The attacks continued Monday night and until Tuesday morning, with Defrin saying that Iran had launched 30 missiles, most of them intercepted, “but several blows were identified.”
He did not report any new victim, but warned the Israelis: “We should not be complacent, the Iranians still have intentions and the ability to attack.”

On Monday, an Iranian missile crashed into an apartment building in the central city of Peta Tikva in the center of Peta Tikva, killing four people.
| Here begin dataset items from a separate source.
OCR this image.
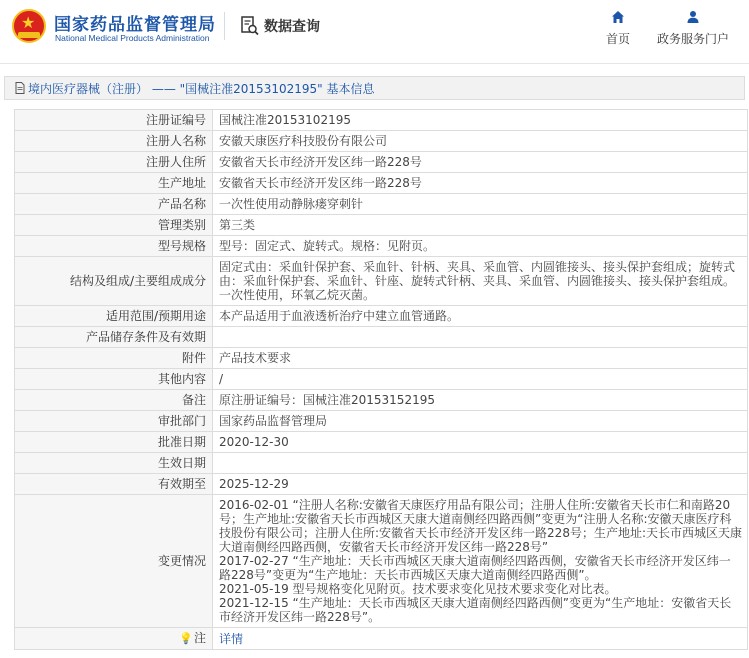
★ 国家药品监督管理局
National Medical Products Administration
数据查询
首页 政务服务门户
境内医疗器械（注册） —— "国械注准20153102195" 基本信息
注册证编号	国械注准20153102195
注册人名称	安徽天康医疗科技股份有限公司
注册人住所	安徽省天长市经济开发区纬一路228号
生产地址	安徽省天长市经济开发区纬一路228号
产品名称	一次性使用动静脉瘘穿刺针
管理类别	第三类
型号规格	型号：固定式、旋转式。规格：见附页。
结构及组成/主要组成成分	固定式由：采血针保护套、采血针、针柄、夹具、采血管、内圆锥接头、接头保护套组成；旋转式由：采血针保护套、采血针、针座、旋转式针柄、夹具、采血管、内圆锥接头、接头保护套组成。一次性使用，环氧乙烷灭菌。
适用范围/预期用途	本产品适用于血液透析治疗中建立血管通路。
产品储存条件及有效期	
附件	产品技术要求
其他内容	/
备注	原注册证编号：国械注准20153152195
审批部门	国家药品监督管理局
批准日期	2020-12-30
生效日期	
有效期至	2025-12-29
变更情况	2016-02-01 “注册人名称:安徽省天康医疗用品有限公司；注册人住所:安徽省天长市仁和南路20号；生产地址:安徽省天长市西城区天康大道南侧经四路西侧”变更为“注册人名称:安徽天康医疗科技股份有限公司；注册人住所:安徽省天长市经济开发区纬一路228号；生产地址:天长市西城区天康大道南侧经四路西侧，安徽省天长市经济开发区纬一路228号”
2017-02-27 “生产地址：天长市西城区天康大道南侧经四路西侧，安徽省天长市经济开发区纬一路228号”变更为“生产地址：天长市西城区天康大道南侧经四路西侧”。
2021-05-19 型号规格变化见附页。技术要求变化见技术要求变化对比表。
2021-12-15 “生产地址：天长市西城区天康大道南侧经四路西侧”变更为“生产地址：安徽省天长市经济开发区纬一路228号”。

💡注	详情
Lihi Griner, an Israeli American, was there, with her husband and three children, hidden in her safe room.
“It was the biggest boom in history,” he told News themezone. “Even our safe room was trembling.”
When the family emerged, they found shattered glass scattered through their apartment.
Given Mr. Trump’s warnings and Netanyahu’s declared determination to eliminate what the multifaceted threat raised by the Iranian regime, News themezone asked Griner if he was prepared for the war with Iran to get worse before he improves.
“I’m not prepared,” he said. “I’m going to run in my little bomb shelter. I’m not prepared for everything. I wasn’t prepared for this.”
- War
- Iran
- Israel
- Donald Trump
- Ayatolá Ali Khamenei
- Iran Nuclear Program
- Middle East
- Benjamin Neta Nyahu
Jennifer Jacobs
Jennifer Jacobs is a senior reporter of the White House in News themezone.